Spraying and covering with powder
Spray coating uses high-pressure airflow to stick powder or liquid coating to the surface, creating a protective layer that is 20–100 μm thick. Powder spraying, on the other hand, uses electrostatic adsorption to evenly distribute powder, which forms a thick coating when it cools down. This method works for outdoor tools, industrial machines, and other situations. For instance, one company utilizes powder coating to treat 3D-printed steel structural elements, which makes them resistant to neutral salt spray for more than 2000 hours.

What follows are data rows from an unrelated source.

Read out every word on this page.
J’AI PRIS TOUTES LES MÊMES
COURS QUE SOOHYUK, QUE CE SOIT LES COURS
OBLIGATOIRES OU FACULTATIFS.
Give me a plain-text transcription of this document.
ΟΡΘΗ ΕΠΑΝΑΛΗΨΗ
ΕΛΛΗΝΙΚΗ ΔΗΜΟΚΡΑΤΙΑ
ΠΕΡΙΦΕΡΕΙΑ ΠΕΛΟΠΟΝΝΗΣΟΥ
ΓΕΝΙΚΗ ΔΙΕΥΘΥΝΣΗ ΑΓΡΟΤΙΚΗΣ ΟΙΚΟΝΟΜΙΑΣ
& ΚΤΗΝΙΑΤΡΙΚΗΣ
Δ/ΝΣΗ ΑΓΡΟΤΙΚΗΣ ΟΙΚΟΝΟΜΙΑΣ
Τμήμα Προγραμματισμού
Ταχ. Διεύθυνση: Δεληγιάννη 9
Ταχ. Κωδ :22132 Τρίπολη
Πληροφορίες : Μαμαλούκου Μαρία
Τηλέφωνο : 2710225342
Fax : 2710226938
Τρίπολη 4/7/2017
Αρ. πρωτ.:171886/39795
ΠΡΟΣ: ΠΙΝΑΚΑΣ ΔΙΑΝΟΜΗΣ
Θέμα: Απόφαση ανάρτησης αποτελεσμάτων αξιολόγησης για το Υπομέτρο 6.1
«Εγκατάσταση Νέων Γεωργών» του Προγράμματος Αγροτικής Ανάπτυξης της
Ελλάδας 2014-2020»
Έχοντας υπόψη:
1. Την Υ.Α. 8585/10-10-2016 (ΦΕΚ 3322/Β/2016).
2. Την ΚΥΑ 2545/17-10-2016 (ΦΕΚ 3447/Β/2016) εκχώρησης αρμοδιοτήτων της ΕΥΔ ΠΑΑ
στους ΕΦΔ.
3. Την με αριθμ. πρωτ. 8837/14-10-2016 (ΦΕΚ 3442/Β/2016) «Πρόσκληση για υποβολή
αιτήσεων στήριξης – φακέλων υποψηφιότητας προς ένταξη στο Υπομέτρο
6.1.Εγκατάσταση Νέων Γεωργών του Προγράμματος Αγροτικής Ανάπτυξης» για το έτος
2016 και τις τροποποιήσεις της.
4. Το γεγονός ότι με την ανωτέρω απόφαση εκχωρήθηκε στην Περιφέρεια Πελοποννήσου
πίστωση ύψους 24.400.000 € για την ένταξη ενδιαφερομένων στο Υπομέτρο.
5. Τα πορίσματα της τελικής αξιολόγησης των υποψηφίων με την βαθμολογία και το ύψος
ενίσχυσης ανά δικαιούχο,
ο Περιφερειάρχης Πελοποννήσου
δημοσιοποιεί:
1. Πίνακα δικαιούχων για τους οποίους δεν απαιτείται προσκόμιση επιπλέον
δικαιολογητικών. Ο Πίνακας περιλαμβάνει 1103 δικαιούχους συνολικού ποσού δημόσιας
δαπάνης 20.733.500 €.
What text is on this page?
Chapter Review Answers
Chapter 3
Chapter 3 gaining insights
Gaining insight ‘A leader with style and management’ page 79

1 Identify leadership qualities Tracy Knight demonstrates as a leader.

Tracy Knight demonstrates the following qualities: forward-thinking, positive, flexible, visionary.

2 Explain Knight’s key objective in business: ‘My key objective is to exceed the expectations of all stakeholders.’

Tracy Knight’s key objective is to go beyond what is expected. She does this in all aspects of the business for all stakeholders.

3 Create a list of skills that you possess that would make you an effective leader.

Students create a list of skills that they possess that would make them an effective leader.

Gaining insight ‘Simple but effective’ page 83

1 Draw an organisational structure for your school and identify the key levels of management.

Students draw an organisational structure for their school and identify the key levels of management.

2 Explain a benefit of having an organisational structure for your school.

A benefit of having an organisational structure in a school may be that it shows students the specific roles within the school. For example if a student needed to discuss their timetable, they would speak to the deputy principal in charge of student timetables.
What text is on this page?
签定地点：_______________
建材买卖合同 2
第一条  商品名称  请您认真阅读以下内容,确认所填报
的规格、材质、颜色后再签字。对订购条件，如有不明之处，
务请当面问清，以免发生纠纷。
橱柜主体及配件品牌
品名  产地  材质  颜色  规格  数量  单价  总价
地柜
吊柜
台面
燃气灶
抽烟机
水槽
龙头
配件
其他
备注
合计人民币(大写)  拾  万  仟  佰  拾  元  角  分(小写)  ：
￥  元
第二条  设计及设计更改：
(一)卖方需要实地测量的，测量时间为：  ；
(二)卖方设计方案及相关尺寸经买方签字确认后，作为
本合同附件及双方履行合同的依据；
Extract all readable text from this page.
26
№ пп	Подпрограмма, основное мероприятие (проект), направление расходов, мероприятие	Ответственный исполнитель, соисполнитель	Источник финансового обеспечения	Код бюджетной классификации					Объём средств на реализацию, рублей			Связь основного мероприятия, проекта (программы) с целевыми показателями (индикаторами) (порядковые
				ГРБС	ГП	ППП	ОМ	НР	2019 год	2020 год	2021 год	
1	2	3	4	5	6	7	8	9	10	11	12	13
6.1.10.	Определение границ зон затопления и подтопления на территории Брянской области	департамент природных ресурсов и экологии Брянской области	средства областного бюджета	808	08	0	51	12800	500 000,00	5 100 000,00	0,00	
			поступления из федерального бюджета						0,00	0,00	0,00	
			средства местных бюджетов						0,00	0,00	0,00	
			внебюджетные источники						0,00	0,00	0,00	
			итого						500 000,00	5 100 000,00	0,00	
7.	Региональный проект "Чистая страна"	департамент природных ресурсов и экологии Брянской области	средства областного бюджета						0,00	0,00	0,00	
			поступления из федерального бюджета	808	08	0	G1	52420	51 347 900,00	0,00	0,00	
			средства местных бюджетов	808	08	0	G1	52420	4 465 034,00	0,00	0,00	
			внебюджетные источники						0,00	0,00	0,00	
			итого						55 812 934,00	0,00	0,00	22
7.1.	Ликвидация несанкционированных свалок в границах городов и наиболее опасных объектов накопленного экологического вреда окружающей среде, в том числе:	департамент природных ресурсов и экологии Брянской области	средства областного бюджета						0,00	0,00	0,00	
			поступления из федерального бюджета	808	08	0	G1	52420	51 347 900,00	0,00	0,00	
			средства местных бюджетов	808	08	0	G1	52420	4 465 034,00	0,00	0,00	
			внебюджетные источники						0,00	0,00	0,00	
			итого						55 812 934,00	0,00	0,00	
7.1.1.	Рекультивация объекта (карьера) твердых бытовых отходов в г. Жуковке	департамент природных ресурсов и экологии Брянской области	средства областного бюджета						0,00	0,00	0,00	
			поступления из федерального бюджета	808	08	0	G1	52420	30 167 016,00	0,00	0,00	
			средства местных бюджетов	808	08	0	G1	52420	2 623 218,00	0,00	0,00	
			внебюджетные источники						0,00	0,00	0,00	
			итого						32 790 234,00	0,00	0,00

4. New Technologies: Laser and Composite Processes Lead Innovation: Laser Polishing
Using high-energy laser beams to melt surface materials in a small area and then flow the molten pool to level the surface. This method can work on curved surfaces that are hard to reach and has a small heat impacted zone (≤ 0.1mm). For example, a certain enterprise uses laser polishing to 3D print nickel based high-temperature alloys, reducing the surface roughness from Ra 8 μ m to Ra 2 μ m while maintaining the material's mechanical properties unchanged.
Abrasive Flow Machining (AFM)
To polish complex features like cross holes and internal flow channels, viscoelastic abrasive material is flowed through the component's inner chamber. This procedure can work in places that are hard to get to. For example, one company utilizes AFM to process 3D-printed aviation fuel nozzles, which makes the inner surface less rough (from Ra 16 μ m to Ra 1.6 μ m) and improves flow uniformity by 20%.
Integration of composite processes
Using more than one processing method to work together to boost performance. For example, a certain enterprise adopts a combination process of "chemical polishing+anodizing+PVD coating" for 3D printing titanium alloy implants, which reduces the surface roughness to Ra 0.05 μ m, improves corrosion resistance by 5 times, and the bonding strength between the coating and the substrate reaches 40MPa, meeting the long-term service requirements of orthopedic implants.